As van den Heuvel et al. [1] emphasise, the way EUCS is implemented will have the greatest impact on whether certain (positive or negative) potential societal impacts actually occur. As such, the perspective of clinical genetic counselling has much to offer to support a socially responsible and ethically acceptable offer of carrier screening that upholds a genuine commitment to reproductive autonomy as its primary goal. Integrating perspectives and approaches from genetic counselling can support prospective parents to engage in a reflective questioning of whether EUCS is right for them. For example, in the reproductive genetic carrier screening pilot project in Australia (Mackenzie’s Mission), an interactive decision aid—informed by a range of experts in fields including clinical genetics, genetic counselling and bioethics—was developed to support potential participants to reflect on whether carrier screening aligned with their preferences and values [9].

An “increased chance” result from EUCS has a cascade of impacts on the carrier couple, their reproductive choices, and also potentially their wider families. The unique skills of genetic counsellors are crucial to support couples who receive a result that shows they are at increased chance of having children with a genetic condition. Following such a result couples should ideally have access to genetic counselling provided by genetic counsellors to understand the result and what it means for them and their family, and to clarify if and how the result might influence their reproductive choices. Given the complexity of many genetic test results it is essential that screening not be offered without access to adequate support after a carrier finding [10].

In addition to the shorter-term impact on reproductive decision making, a carrier screening result has the potential to trigger cascade genetic testing among other family members. Ensuring an adequate workforce is available to manage the flow-on impact of increased identification of carriers of genetic conditions is an important consideration in the planning of widespread access to RGCS.

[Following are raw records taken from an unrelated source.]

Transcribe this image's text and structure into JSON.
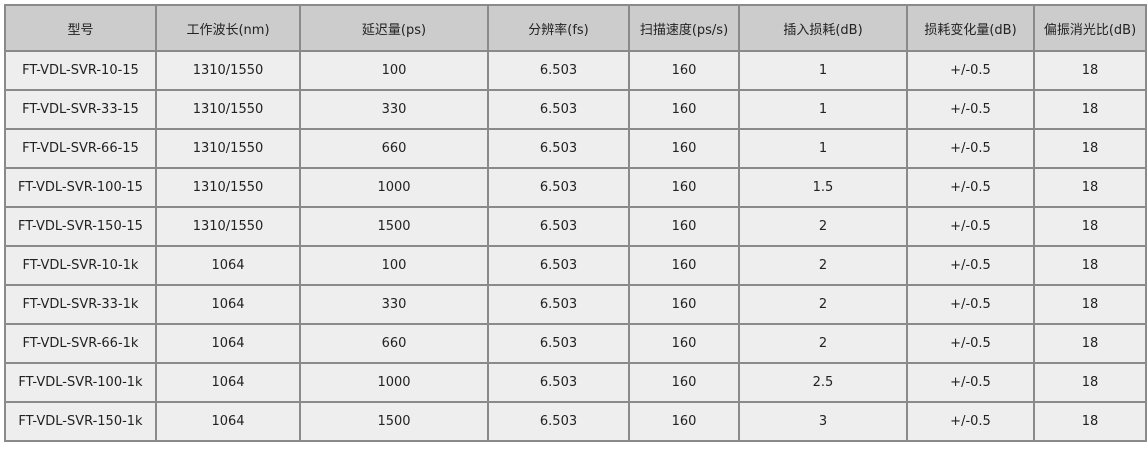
{
  "headers": [
    "型号",
    "工作波长(nm)",
    "延迟量(ps)",
    "分辨率(fs)",
    "扫描速度(ps/s)",
    "插入损耗(dB)",
    "损耗变化量(dB)",
    "偏振消光比(dB)"
  ],
  "rows": [
    [
      "FT-VDL-SVR-10-15",
      "1310/1550",
      "100",
      "6.503",
      "160",
      "1",
      "+/-0.5",
      "18"
    ],
    [
      "FT-VDL-SVR-33-15",
      "1310/1550",
      "330",
      "6.503",
      "160",
      "1",
      "+/-0.5",
      "18"
    ],
    [
      "FT-VDL-SVR-66-15",
      "1310/1550",
      "660",
      "6.503",
      "160",
      "1",
      "+/-0.5",
      "18"
    ],
    [
      "FT-VDL-SVR-100-15",
      "1310/1550",
      "1000",
      "6.503",
      "160",
      "1.5",
      "+/-0.5",
      "18"
    ],
    [
      "FT-VDL-SVR-150-15",
      "1310/1550",
      "1500",
      "6.503",
      "160",
      "2",
      "+/-0.5",
      "18"
    ],
    [
      "FT-VDL-SVR-10-1k",
      "1064",
      "100",
      "6.503",
      "160",
      "2",
      "+/-0.5",
      "18"
    ],
    [
      "FT-VDL-SVR-33-1k",
      "1064",
      "330",
      "6.503",
      "160",
      "2",
      "+/-0.5",
      "18"
    ],
    [
      "FT-VDL-SVR-66-1k",
      "1064",
      "660",
      "6.503",
      "160",
      "2",
      "+/-0.5",
      "18"
    ],
    [
      "FT-VDL-SVR-100-1k",
      "1064",
      "1000",
      "6.503",
      "160",
      "2.5",
      "+/-0.5",
      "18"
    ],
    [
      "FT-VDL-SVR-150-1k",
      "1064",
      "1500",
      "6.503",
      "160",
      "3",
      "+/-0.5",
      "18"
    ]
  ]
}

As technological advances and reduced costs make RGCS a feasible option in some jurisdictions, the review by van den Heuvel et al. [1] reveals the importance of a considered approach to how such screening is offered. Widespread availability of RGCS raises many ethical considerations, and the way it is offered will have a significant impact on our society. Routinisation is a key concern, as the ethical implementation of RGCS requires that there be a genuine option to decline screening or further intervention following a screening result. Genetic counsellors and other healthcare providers, along with consumer and community groups, have a central role in leading the discussion that is needed prior to implementing RGCS. Drawing on relevant clinical perspectives can inform the development and implementation of ethically robust offerings of RGCS that go some way towards responding to the societal ethical concerns identified in this review.